WDAY.com

WDAZ: Your Home Team

Published August 30, 2010, 06:37 PM

Farm2School Program Brings Locally Grown Food to Crookston Schools

A local Minnesota school is adopting a national food program to help get fresh foods back in their schools.

By: Brady Mallory, WDAZ

A local Minnesota school is adopting a national food program to help get fresh foods back in their schools.

The Farm2School program emphasizes using locally grown or made foods, rather than relying on a national distributor.

"Tomatoes, cucumbers, potatoes..it's fresh things for children to eat," said Ann Riedlinger, Food Services Director for Crookston Schools.

A national program wants to make these fresh foods more accessible in schools by supporting local farmers in Crookston and neighboring communities.

"We're in the beginning steps here in Crookston," said Riedlinger.

The Farm2School program uses locally grown or made foods. Through a task force from the Minnesota School Foods Association, Riedlinger saw the Farm2School program being used in hundreds of schools in Minnesota.

Nationally it has been adopted by 40 states bringing nutrition into the lunchroom.

"It all ties in with the obesity issue of getting children to eat healthier foods. They feel children will eat the fresh grown things rather than from a distributor," Riedlinger said.

Fresh foods like tomatoes and other vegetables are not only nutritional, but according to the Crookston High School Family and Consumer Science teacher, they are also educational."

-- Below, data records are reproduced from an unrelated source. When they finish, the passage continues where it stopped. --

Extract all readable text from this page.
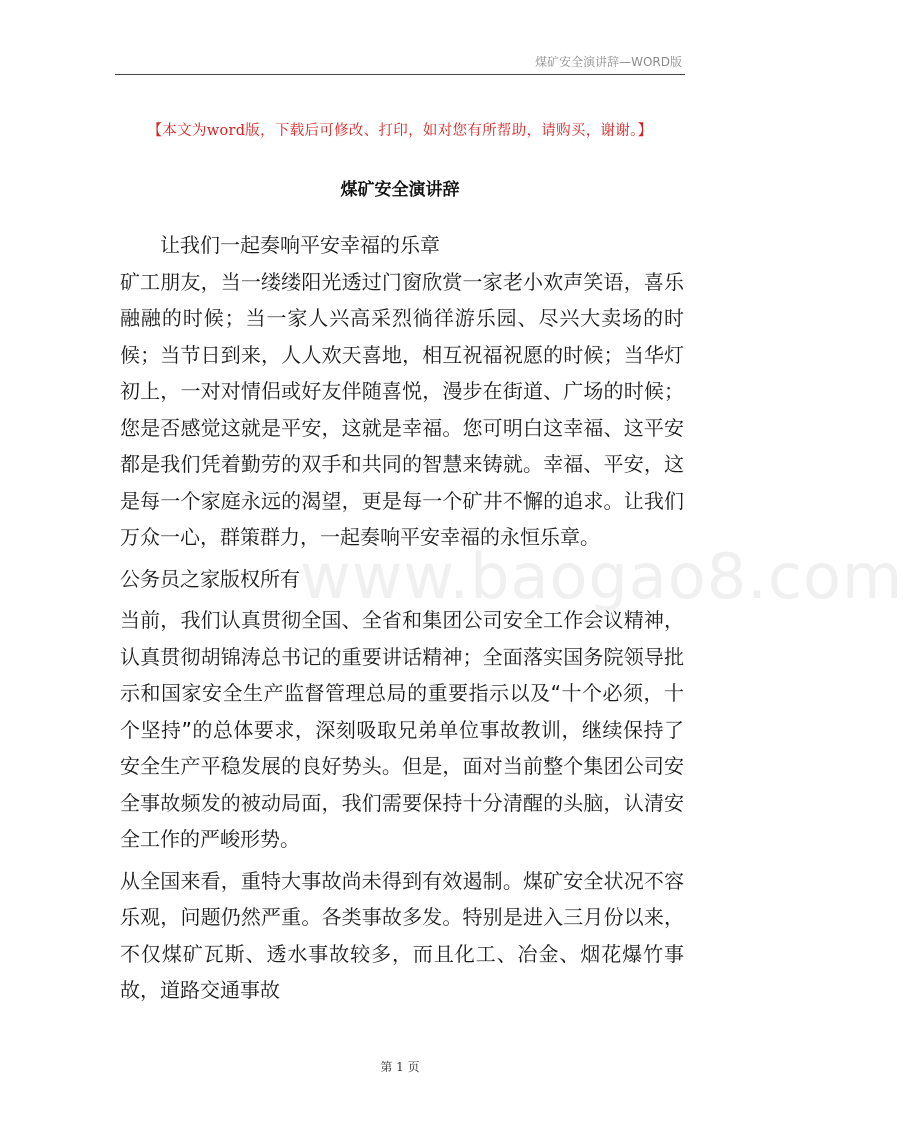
煤矿安全演讲辞—WORD版
【本文为word版，下载后可修改、打印，如对您有所帮助，请购买，谢谢。】
煤矿安全演讲辞
www.baogao8.com

让我们一起奏响平安幸福的乐章

矿工朋友，当一缕缕阳光透过门窗欣赏一家老小欢声笑语，喜乐融融的时候；当一家人兴高采烈徜徉游乐园、尽兴大卖场的时候；当节日到来，人人欢天喜地，相互祝福祝愿的时候；当华灯初上，一对对情侣或好友伴随喜悦，漫步在街道、广场的时候；您是否感觉这就是平安，这就是幸福。您可明白这幸福、这平安都是我们凭着勤劳的双手和共同的智慧来铸就。幸福、平安，这是每一个家庭永远的渴望，更是每一个矿井不懈的追求。让我们万众一心，群策群力，一起奏响平安幸福的永恒乐章。

公务员之家版权所有

当前，我们认真贯彻全国、全省和集团公司安全工作会议精神，认真贯彻胡锦涛总书记的重要讲话精神；全面落实国务院领导批示和国家安全生产监督管理总局的重要指示以及“十个必须，十个坚持”的总体要求，深刻吸取兄弟单位事故教训，继续保持了安全生产平稳发展的良好势头。但是，面对当前整个集团公司安全事故频发的被动局面，我们需要保持十分清醒的头脑，认清安全工作的严峻形势。

从全国来看，重特大事故尚未得到有效遏制。煤矿安全状况不容乐观，问题仍然严重。各类事故多发。特别是进入三月份以来，不仅煤矿瓦斯、透水事故较多，而且化工、冶金、烟花爆竹事故，道路交通事故

第 1 页
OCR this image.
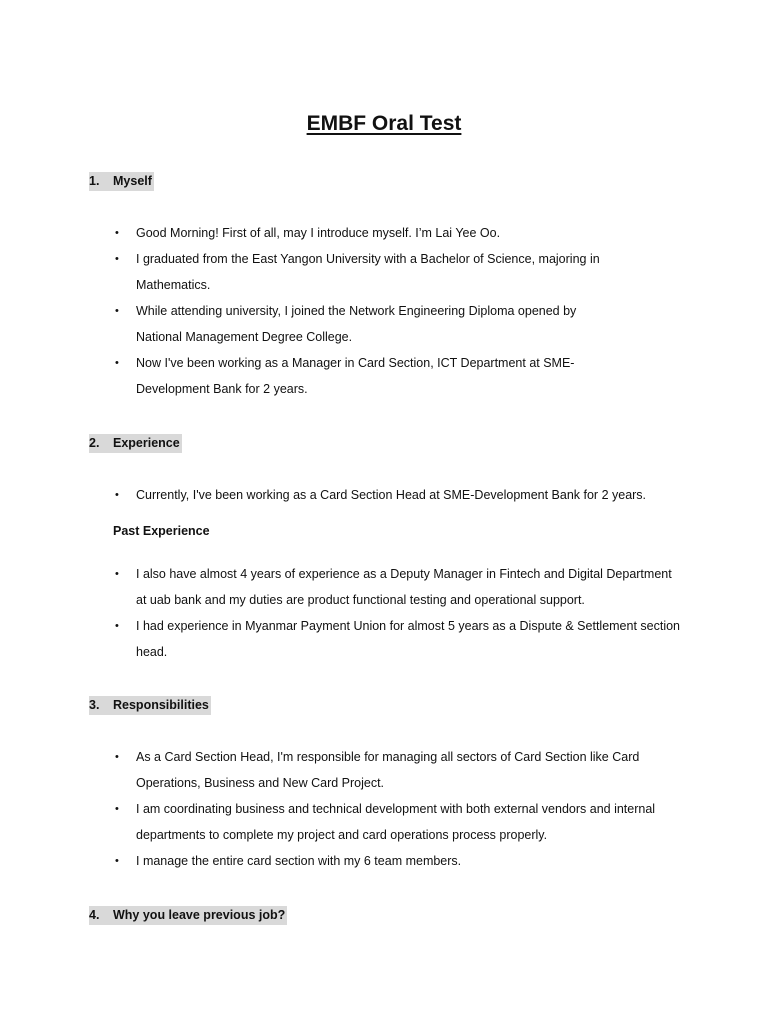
EMBF Oral Test
1. Myself
• Good Morning! First of all, may I introduce myself. I’m Lai Yee Oo.
• I graduated from the East Yangon University with a Bachelor of Science, majoring in Mathematics.
• While attending university, I joined the Network Engineering Diploma opened by National Management Degree College.
• Now I've been working as a Manager in Card Section, ICT Department at SME-Development Bank for 2 years.
2. Experience
• Currently, I've been working as a Card Section Head at SME-Development Bank for 2 years.
Past Experience
• I also have almost 4 years of experience as a Deputy Manager in Fintech and Digital Department at uab bank and my duties are product functional testing and operational support.
• I had experience in Myanmar Payment Union for almost 5 years as a Dispute & Settlement section head.
3. Responsibilities
• As a Card Section Head, I'm responsible for managing all sectors of Card Section like Card Operations, Business and New Card Project.
• I am coordinating business and technical development with both external vendors and internal departments to complete my project and card operations process properly.
• I manage the entire card section with my 6 team members.
4. Why you leave previous job?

"Education is beyond just the nutrition and the eating of the food," said Jean Tester.

Tester said eating fresh fruits and vegetables will help students move away from processed foods. They learn good things to eat do not just appear in brightly colored bags.

"I'm seeing the elementary teachers being able to take the kids out to see where it grows and how it grows so students taste more good foods," said Tester.

Tester believes the program will help students learn more about cooking, canning and preserving food. Skills lost as more schools rely on large distributors for pre-prepared meals.

Kitchen staff are working out how to prepare everything during the school day, but Riedlinger won't let time constraints hold her back.

" There's nothing! I'm willing to try anything that comes in. I've been researching recipes and so forth!"